Although in the instant case there is evidence that Truck did not assign to Prematic all of its rights to Rodekopf’s payments and thus remains a real party in interest pursuant to Rule 51.01, Rodekopf waived his objection of defect of parties by his failure to raise that claim by motion or answer.

We find merit, however, in Rodekopf’s contention that the $8,753.50 judgment of the trial court is not supported by any substantial evidence. This court in 1886 in McConey v. Wallace, 22 Mo.App. 377, a contract action wherein the defendants introduced evidence of their damages resulting from defective material and work, held at 382:

There is no question but the rule of law requires that the evidence, in each case, must be of tangible facts, upon which the triers can hang a reasonable belief, and from which they may make rational deductions and calculations. And if the party upon whom rests the burden of this proof leaves the jury to grope wholly in the dark, or to mere conjecture, he ought not to recover any substantial damages.

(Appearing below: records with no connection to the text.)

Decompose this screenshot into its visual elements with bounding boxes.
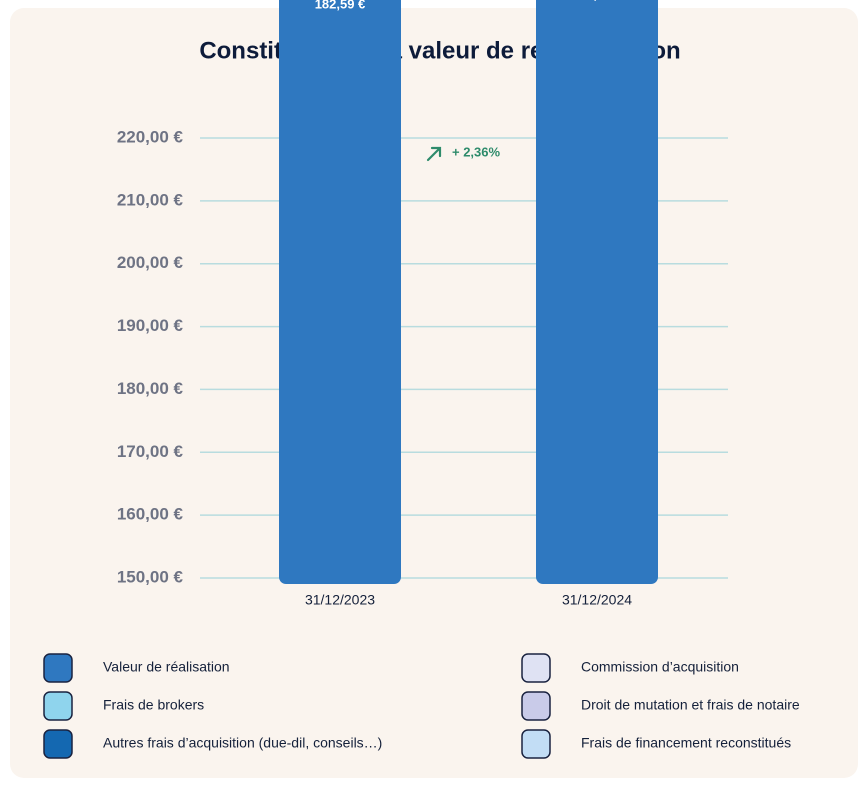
legend-swatch: [43, 691, 73, 721]
legend-label: Frais de financement reconstitués: [581, 735, 791, 751]
y-tick-label: 200,00 €: [117, 253, 184, 272]
y-tick-label: 150,00 €: [117, 567, 184, 586]
bar-segment: [536, 0, 658, 584]
legend-swatch: [43, 729, 73, 759]
y-tick-label: 220,00 €: [117, 127, 184, 146]
bar-segment: [279, 0, 401, 584]
legend-swatch: [43, 653, 73, 683]
y-tick-label: 210,00 €: [117, 190, 184, 209]
legend-label: Frais de brokers: [103, 697, 204, 713]
legend-label: Valeur de réalisation: [103, 659, 230, 675]
segment-label: 182,59 €: [315, 0, 366, 12]
legend-swatch: [521, 729, 551, 759]
legend-label: Commission d’acquisition: [581, 659, 739, 675]
legend-swatch: [521, 691, 551, 721]
annotation: + 2,36%: [452, 144, 501, 159]
y-tick-label: 190,00 €: [117, 316, 184, 335]
y-tick-label: 180,00 €: [117, 379, 184, 398]
legend-swatch: [521, 653, 551, 683]
trend-arrow: [426, 146, 442, 162]
legend-label: Droit de mutation et frais de notaire: [581, 697, 800, 713]
y-tick-label: 160,00 €: [117, 505, 184, 524]
legend-label: Autres frais d’acquisition (due-dil, con…: [103, 735, 382, 751]
x-tick-label: 31/12/2024: [562, 592, 632, 608]
y-tick-label: 170,00 €: [117, 442, 184, 461]
segment-label: 185,67 €: [572, 0, 623, 2]
x-tick-label: 31/12/2023: [305, 592, 375, 608]
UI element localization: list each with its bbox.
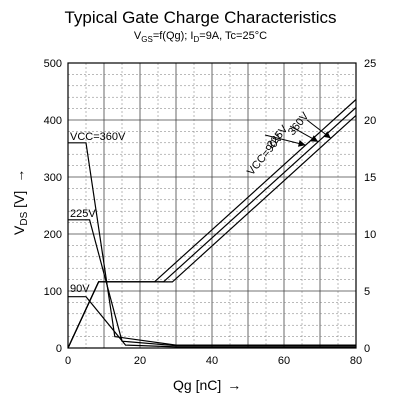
grid-lines: [67, 62, 357, 349]
leader-arrowhead: [323, 131, 331, 139]
y-tick-label-left: 300: [44, 172, 62, 184]
y-tick-label-left: 100: [44, 286, 62, 298]
plot-frame: [67, 62, 357, 349]
label-vgs-360v: 360V: [286, 110, 312, 138]
y-tick-label-left: 0: [56, 343, 62, 355]
x-tick-labels: 0 20 40 60 80: [65, 355, 362, 367]
x-tick-label: 40: [206, 355, 218, 367]
vds-series-line: [68, 296, 356, 348]
y-tick-labels-right: 0 5 10 15 20 25: [364, 58, 376, 355]
label-vds-90v: 90V: [70, 283, 90, 295]
y-tick-label-left: 500: [44, 58, 62, 70]
chart-title: Typical Gate Charge Characteristics: [64, 8, 337, 27]
y-tick-label-right: 15: [364, 172, 376, 184]
label-vds-360v: VCC=360V: [70, 131, 126, 143]
y-tick-label-right: 10: [364, 229, 376, 241]
chart-subtitle: VGS=f(Qg); ID=9A, Tc=25°C: [133, 30, 268, 45]
x-tick-label: 0: [65, 355, 71, 367]
y-tick-label-right: 25: [364, 58, 376, 70]
y-tick-label-right: 5: [364, 286, 370, 298]
y-tick-label-left: 200: [44, 229, 62, 241]
y-tick-label-right: 20: [364, 115, 376, 127]
y-tick-label-right: 0: [364, 343, 370, 355]
leader-arrowhead: [297, 139, 306, 147]
y-tick-label-left: 400: [44, 115, 62, 127]
vgs-series-line: [67, 114, 357, 349]
x-tick-label: 60: [278, 355, 290, 367]
x-tick-label: 20: [134, 355, 146, 367]
series-lines: [67, 99, 357, 349]
label-vds-225v: 225V: [70, 208, 96, 220]
x-axis-label: Qg [nC] →: [173, 377, 241, 393]
y-axis-label-left: VDS [V]→: [11, 169, 30, 235]
leader-arrowhead: [310, 135, 319, 142]
x-tick-label: 80: [350, 355, 362, 367]
y-tick-labels-left: 0 100 200 300 400 500: [44, 58, 62, 355]
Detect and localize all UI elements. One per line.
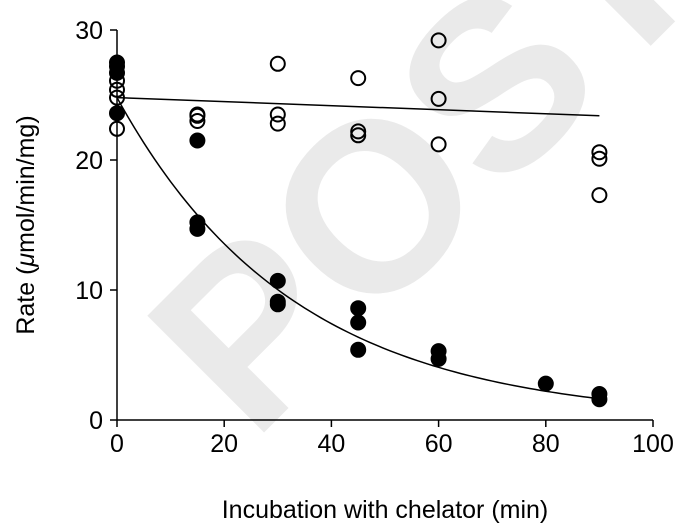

Cf. Coale v. Rickard, 540 S.W.2d 151,152-53 (Mo.App.1976), in which the appellate court found that the trial court’s judgment against the defendants’ counterclaim of damages where the only evidence to establish cost of repair or replacement was testimony that repair of the defects would “run between three and $4,000” was not against the weight of the evidence.

Missouri courts do not demand that in a contract action damages be proved by exact certainty in order to prevent one breaching a contract to escape liability. “All that can be expected in any case is that the relevant facts tending to show the extent of the damages be placed before the jury to enable it to make such an intelligent estimate of the same as the circumstances of the case will admit.” Wright v. Ickenroth, 215 S.W.2d 43, 45 (Mo.App.1948). Accord, Hargis v. Sample, 306 S.W.2d 564, 569 (Mo.1957); Haggard v. Mid-States Metal Lines, Inc., 591 S.W.2d 71, 77 (Mo.App.1979).

In the instant case, after a painstaking examination of the record on appeal, we are unable to make an estimate of the damages—if any—suffered by Truck. The trial judge appeared to be equally mystified following the trial. Despite the trial judge’s call for clarification or additional proof, the parties declined to produce additional evidence leaving the judge to guess the amount owed. It would seem that had Truck had evidence to clarify the damage issue, it would have presented it upon the request of the trial judge. Neither party has ever complained that the trial court did not order the trial reopened for additional evidence on any issue. We find nothing in *615the judgment entry to explain the method the trial judge used to calculate any additional premiums due Truck and nothing in the record to support this award or any other.

Therefore, the judgment is reversed.

All concur.

. Her testimony with respect to items was that they totaled $1753.42 (“$1 off’) in fact amounts to $1,925.36 as appellant notes on appeal. This discrepancy remains unexplained.

. The trial judge’s request was:

“I have personally reviewed the transcript of the hearing and find inconsistencies with respect to the amount of the alleged damage. In order that there be no injustice regarding either party, and primarily because I feel somewhat to blame in pressing the attorneys for time, I would ask you both to contact my clerk in order that there be additional testimony in this matter.”